The UN on Wednesday separately reported that some of the world’s “governments plan to produce around 110% more fossil fuels in 2030 than would be consistent with limiting warming to 1.5 [degrees] C, and 69% more than would be consistent with 2 [degrees] C,” the temperature rise thresholds set in the 2015 Paris Agreement. The New York Times reported that “In 2030, if current projections hold, the United States will drill for more oil and gas than at any point in its history. Russia and Saudi Arabia plan to do the same.”

This new “carbon bomb” reporting provides journalists with context for their stories about COP28 — which runs November 30 through December 12 — and fodder for follow-up reporting at home and after the summit. The fundamental question is: Will governments defuse these carbon bombs or allow the projects to proceed, despite their catastrophic climate implications?

China is responsible for the largest number of carbon bombs — 141 projects representing 28% of possible future emissions from these projects — followed by Russia (41) and the US (28). Sixty-one countries have greenlighted such projects; all, but North Korea, are signatories to the Paris Agreement. This new reporting follows up on a Guardian investigation published last year which was similarly a treasure trove of story ideas about fossil fuel projects on every continent.

The exposé in Le Monde and the Guardian is based on research by the French NGOs Data for Good and Éclaircies, which also identified financial institutions bankrolling the bombs. This is a critical area for journalists to explore; “follow the money” is usually a good idea for reporters. While few banks “directly finance carbon bombs,” notes Le Monde, “they massively support the 45 companies that operate them. In 2022, these carbon bomb developers received over $160 billion in financing, in the form of loans or bonds.”

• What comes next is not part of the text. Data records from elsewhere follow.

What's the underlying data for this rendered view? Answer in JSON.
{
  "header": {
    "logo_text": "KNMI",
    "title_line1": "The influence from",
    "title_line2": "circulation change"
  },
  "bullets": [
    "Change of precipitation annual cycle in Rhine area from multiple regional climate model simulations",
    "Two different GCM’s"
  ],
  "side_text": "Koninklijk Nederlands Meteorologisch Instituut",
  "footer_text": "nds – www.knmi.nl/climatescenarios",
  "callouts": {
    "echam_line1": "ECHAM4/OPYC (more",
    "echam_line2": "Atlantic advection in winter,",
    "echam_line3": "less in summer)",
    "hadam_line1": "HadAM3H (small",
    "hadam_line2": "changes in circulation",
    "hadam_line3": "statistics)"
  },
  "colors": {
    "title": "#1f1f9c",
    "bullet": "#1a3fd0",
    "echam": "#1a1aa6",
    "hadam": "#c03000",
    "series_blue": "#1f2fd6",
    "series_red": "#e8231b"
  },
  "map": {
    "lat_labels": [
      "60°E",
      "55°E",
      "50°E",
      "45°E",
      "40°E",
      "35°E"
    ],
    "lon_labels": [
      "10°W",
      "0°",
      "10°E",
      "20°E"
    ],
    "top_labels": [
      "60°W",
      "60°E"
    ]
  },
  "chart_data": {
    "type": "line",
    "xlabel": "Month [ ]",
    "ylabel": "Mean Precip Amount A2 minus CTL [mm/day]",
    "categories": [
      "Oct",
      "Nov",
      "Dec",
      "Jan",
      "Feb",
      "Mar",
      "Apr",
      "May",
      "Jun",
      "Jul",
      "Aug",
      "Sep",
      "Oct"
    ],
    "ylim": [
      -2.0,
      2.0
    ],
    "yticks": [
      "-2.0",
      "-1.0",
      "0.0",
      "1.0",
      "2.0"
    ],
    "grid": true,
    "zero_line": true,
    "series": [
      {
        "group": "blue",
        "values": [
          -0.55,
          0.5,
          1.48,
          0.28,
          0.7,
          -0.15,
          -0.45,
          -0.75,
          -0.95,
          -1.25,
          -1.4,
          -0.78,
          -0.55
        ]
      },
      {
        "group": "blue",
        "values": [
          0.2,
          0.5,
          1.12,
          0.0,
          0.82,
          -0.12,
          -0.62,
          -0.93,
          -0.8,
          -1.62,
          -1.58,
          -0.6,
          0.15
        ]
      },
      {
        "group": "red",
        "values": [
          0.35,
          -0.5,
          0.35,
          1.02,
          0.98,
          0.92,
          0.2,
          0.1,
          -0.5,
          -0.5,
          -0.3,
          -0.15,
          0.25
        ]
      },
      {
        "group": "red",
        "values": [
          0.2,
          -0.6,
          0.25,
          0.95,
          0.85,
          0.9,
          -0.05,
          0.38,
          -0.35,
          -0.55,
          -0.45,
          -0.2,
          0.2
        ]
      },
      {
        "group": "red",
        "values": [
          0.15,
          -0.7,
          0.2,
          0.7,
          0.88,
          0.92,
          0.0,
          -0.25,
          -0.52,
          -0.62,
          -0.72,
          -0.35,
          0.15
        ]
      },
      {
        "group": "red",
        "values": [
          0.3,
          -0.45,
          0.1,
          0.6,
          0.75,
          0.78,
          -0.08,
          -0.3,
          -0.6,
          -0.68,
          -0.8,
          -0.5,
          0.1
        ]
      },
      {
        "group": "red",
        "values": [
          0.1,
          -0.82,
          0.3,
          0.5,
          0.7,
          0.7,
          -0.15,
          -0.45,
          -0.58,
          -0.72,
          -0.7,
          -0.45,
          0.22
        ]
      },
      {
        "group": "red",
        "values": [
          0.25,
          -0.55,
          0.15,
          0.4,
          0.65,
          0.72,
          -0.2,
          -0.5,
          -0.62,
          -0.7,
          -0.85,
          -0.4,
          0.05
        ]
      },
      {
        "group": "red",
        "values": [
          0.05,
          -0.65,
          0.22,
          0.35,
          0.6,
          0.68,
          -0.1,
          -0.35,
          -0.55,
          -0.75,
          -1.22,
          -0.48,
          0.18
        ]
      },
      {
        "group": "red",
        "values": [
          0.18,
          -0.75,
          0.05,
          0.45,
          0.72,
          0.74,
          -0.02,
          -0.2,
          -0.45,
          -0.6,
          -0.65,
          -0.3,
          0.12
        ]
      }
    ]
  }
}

JPMorgan Chase was the “single biggest financier,” the Guardian reported, followed by Citi and Bank of America. Three Chinese banks and three European banks, plus Wells Fargo, round out the top 10. Seven of these top 10 financiers are members of the Net-Zero Banking Alliance. In statements to the Guardian, bank spokespeople used words like “ambition,” “working to,” and “taking pragmatic steps” to describe their efforts to align their lending portfolios with the goal of net-zero emissions by 2050. But there’s a difference between words and actions, and that gap is ripe for journalists’ inquiry.

COP28 is a fast-approaching opportunity for journalists to ask government officials, fossil fuel executives, and the bankers behind them about these “carbon bombs.” Defenders of developing more oil, gas, and coal say they are protecting humanity from economic want, but the stratospheric advance of clean energy over the past decade demonstrates there are other ways to power our economies. Meanwhile, the science is clear: Hundreds of carbon bombs and preservation of a livable climate don’t mix.